CrowdStrike, in collaboration with Google and the Shadowserver Foundation, has dismantled an international botnet that specifically targeted software developers and open-source software chains. The network, which operated under the name Glassworm, used compromised software extensions, manipulated software packages, and stolen developer accounts to gain access to development environments and CI/CD pipelines.
According to CrowdStrike, the operation marks a shift in the threat landscape. Attackers are increasingly targeting developers themselves, as compromising a single development environment can affect thousands of downstream users and organizations.
The campaign is believed to have been active since early 2025. Among other tactics, Glassworm distributed malicious extensions via the OpenVSX marketplace, disguised as popular developer tools. The extensions worked not only with Visual Studio Code but also with derivative development environments such as Cursor, Windsurf, Positron, and VSCodium.
In addition, infected npm and Python packages were deployed. Malicious code was automatically executed during regular dependency installations. CrowdStrike further states that more than three hundred GitHub repositories were modified after developer accounts had previously been compromised.
The malware ran on Windows, macOS, and Linux systems and included functionality for credential harvesting, data theft, and remote access. A key component of the operation was GlasswormRAT, a Node.js-based remote-access tool that allowed systems to be controlled remotely.
According to CrowdStrike, infected developer machines were also used as proxy nodes for criminal activities. The attackers used techniques such as hidden Unicode code injections to make malicious code less visible to developers and security software.
Trend of supply chain attacks
The dismantling of Glassworm comes at a time when attacks via software supply chains are surging, reports The Register. Attackers are increasingly targeting development environments, open-source repositories, and package ecosystems such as npm and PyPI.
What stood out most about Glassworm was the infrastructure behind the botnet. The operators used multiple command-and-control channels simultaneously to make disruption more difficult.

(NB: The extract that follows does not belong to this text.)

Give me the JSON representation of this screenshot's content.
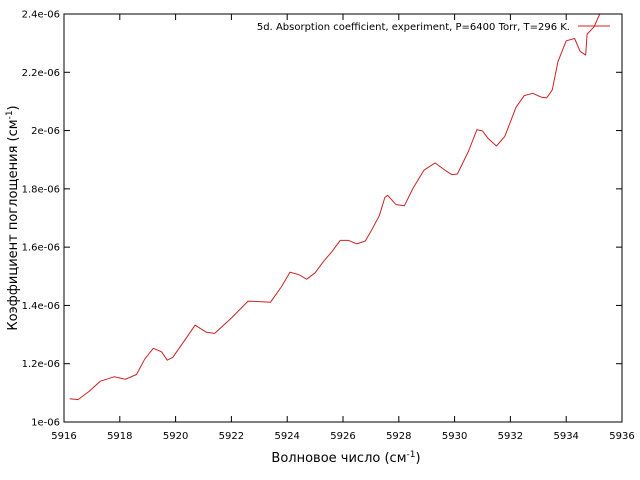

For example, addresses of command-and-control servers were hidden in memo fields of transactions on the Solana blockchain. Additionally, the malware used BitTorrent’s distributed hash table to retrieve configuration data. Google Calendar was also exploited: event titles served as storage locations for Base64-encoded paths to command-and-control servers.
In addition to these indirect methods, Glassworm also ran on traditional VPS infrastructure to deliver malware payloads.
According to CrowdStrike, a coordinated operation was necessary to take down the network. Simply taking individual components offline would have been insufficient, as other communication channels would have remained active. Therefore, all four command-and-control routes were addressed simultaneously.
Google confirmed its involvement through John Hultquist of the Google Threat Intelligence Group. According to him, the company is working with partners to hit attackers harder when they abuse Google services or attack users of the platform.
Suspected Russian origin
CrowdStrike suspects that the operators behind Glassworm are from Russia, though the company says it has no conclusive evidence to support this. Among other things, the malware checked the language settings, time zone, and regional configuration of systems and terminated itself when a system was located in a CIS country. Such checks are more commonly used by cybercriminals from Russia and surrounding regions to evade local authorities.
In addition, CrowdStrike found Russian-language comments in the source code. The company does note, however, that such clues can also be misleading or may originate from AI tools.
According to CrowdStrike, Glassworm underscores just how vulnerable modern software supply chains still are. Attackers can reach large numbers of developers in a short time through ecosystems like npm, PyPI, and OpenVSX. According to the company, retrospective detection is often insufficient, as malicious packages have already spread before security software raises the alarm.